Furthermore, security tools like GoPlus can intercept transactions before hackers strike. Services like GoPlus SecNet, which allow users to configure on-chain firewalls and provide RPC network services for real-time transaction security checks, can proactively block risky transactions to prevent asset loss. This includes transfer protection, authorization protection, anti-honeypot token purchase blocking, MEV protection, etc. These can check whether transaction addresses and assets involved in transfers, trades, and other interactions pose risks before the operation. If risks exist, the transaction is proactively blocked.

I even strongly support GPT-style AI services, such as providing a 7×24-hour on-chain security assistant for most novice users. It could guide users in solving various Web3 security issues they encounter and quickly provide solutions for sudden security incidents.

The core value of such systems naturally lies not in being "100% correct," but in shifting the risk discovery time from "after the fact" to "during the event" or even "beforehand."

3. Where Are the Boundaries of AI × Web3?

Of course, it's the usual cautious optimism. When discussing the new potential that AI × Web3 can bring in areas like security, it's necessary to remain restrained.

Because ultimately, AI is just a tool. It should not replace user sovereignty, cannot hold assets for users, and certainly cannot automatically "intercept all attacks." Its reasonable positioning leans more towards reducing the cost of human judgment errors as much as possible without altering decentralization.

This means that while AI is powerful, it is not omnipotent. A truly effective security system must be the result of the combined action of AI's technical advantages, users' vigilant security awareness, and collaborative design between tools, rather than betting security entirely on a single model or system.

Just like the decentralized values Ethereum has always upheld, AI should exist as an auxiliary tool. Its goal is not to make decisions for people, but to help people make fewer mistakes.

Looking back at the evolution of Web3 security, a clear trend emerges. Early security was simply "keep your seed phrase safe." The mid-stage was "don't click unfamiliar links, cancel invalid authorizations promptly." Today, security is becoming a continuous, dynamic, and intelligent process.

In this process, the introduction of AI does not weaken the significance of decentralization; instead, it makes decentralized systems more suitable for long-term use by ordinary users. It hides complex risk analysis in the background, presenting key judgments as intuitive prompts to users, transforming security from an additional burden into a "default capability."

This also echoes a judgment I have repeatedly mentioned before: AI and Web3/Crypto are essentially a mirrored comparison of "productive forces" and "production relations" in the new era (Extended reading: "When Web3 Collides with d/acc: What Can Crypto Do in the Age of Technological Acceleration?"):

If we view AI as an evolving "spear"—it greatly enhances efficiency but can also be used for large-scale malicious acts—then the decentralized system built by Crypto is precisely a "shield" that must evolve synchronously. From the perspective of d/acc, the goal of this shield is not to create absolute security, but to ensure the system remains trustworthy even in the worst-case scenario, giving users the space to exit and self-rescue.

In Conclusion

The ultimate goal of Web3 has never been to make users understand more technology, but to have technology protect users without them noticing.
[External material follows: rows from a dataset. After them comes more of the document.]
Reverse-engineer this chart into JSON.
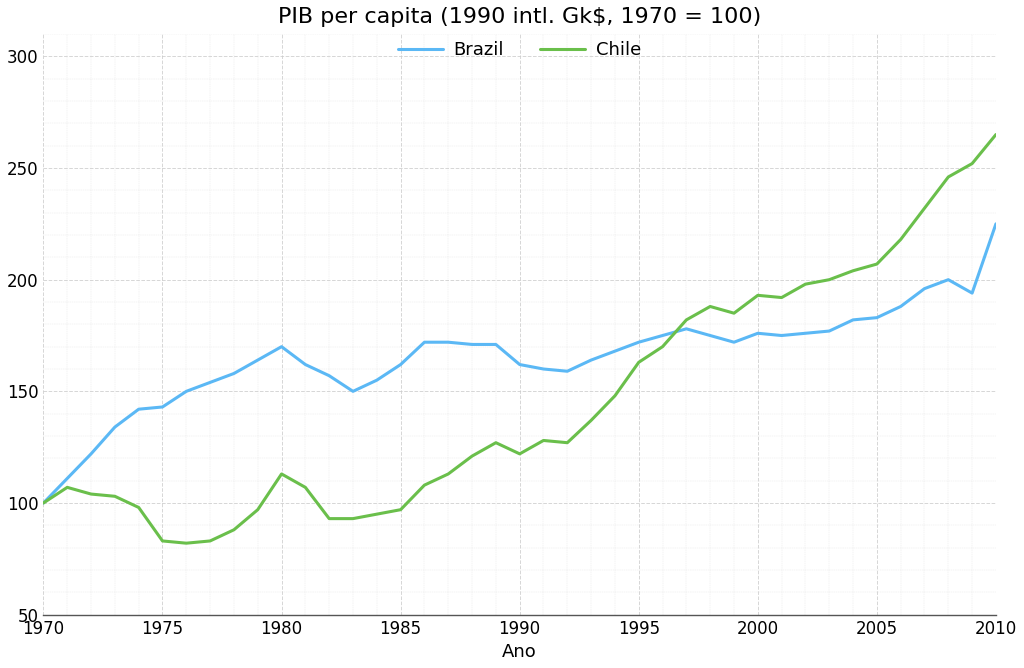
{
  "title": "PIB per capita (1990 intl. Gk$, 1970 = 100)",
  "xlabel": "Ano",
  "background_color": "#ffffff",
  "plot_bg_color": "#ffffff",
  "grid_color": "#cccccc",
  "brazil_color": "#5bb8f5",
  "chile_color": "#6abf4b",
  "brazil_label": "Brazil",
  "chile_label": "Chile",
  "years": [
    1970,
    1971,
    1972,
    1973,
    1974,
    1975,
    1976,
    1977,
    1978,
    1979,
    1980,
    1981,
    1982,
    1983,
    1984,
    1985,
    1986,
    1987,
    1988,
    1989,
    1990,
    1991,
    1992,
    1993,
    1994,
    1995,
    1996,
    1997,
    1998,
    1999,
    2000,
    2001,
    2002,
    2003,
    2004,
    2005,
    2006,
    2007,
    2008,
    2009,
    2010
  ],
  "brazil": [
    100,
    111,
    122,
    134,
    142,
    143,
    150,
    154,
    158,
    164,
    170,
    162,
    157,
    150,
    155,
    162,
    172,
    172,
    171,
    171,
    162,
    160,
    159,
    164,
    168,
    172,
    175,
    178,
    175,
    172,
    176,
    175,
    176,
    177,
    182,
    183,
    188,
    196,
    200,
    194,
    225
  ],
  "chile": [
    100,
    107,
    104,
    103,
    98,
    83,
    82,
    83,
    88,
    97,
    113,
    107,
    93,
    93,
    95,
    97,
    108,
    113,
    121,
    127,
    122,
    128,
    127,
    137,
    148,
    163,
    170,
    182,
    188,
    185,
    193,
    192,
    198,
    200,
    204,
    207,
    218,
    232,
    246,
    252,
    265
  ],
  "ylim": [
    50,
    310
  ],
  "xlim": [
    1970,
    2010
  ],
  "yticks": [
    50,
    100,
    150,
    200,
    250,
    300
  ],
  "xticks": [
    1970,
    1975,
    1980,
    1985,
    1990,
    1995,
    2000,
    2005,
    2010
  ],
  "line_width": 2.2,
  "title_fontsize": 16,
  "tick_fontsize": 12,
  "label_fontsize": 13,
  "legend_fontsize": 13
}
Therefore, when attackers have already started using AI, a defense system refusing to become intelligent is itself a risk. Precisely because of this, protecting asset security is an endless, infinite game. In this era, users who know how to use AI to arm themselves will become the hardest fortress to breach in this game.

The significance of AI × Web3 perhaps lies right here—not in creating absolute security, but in making security a capability that can be replicated at scale.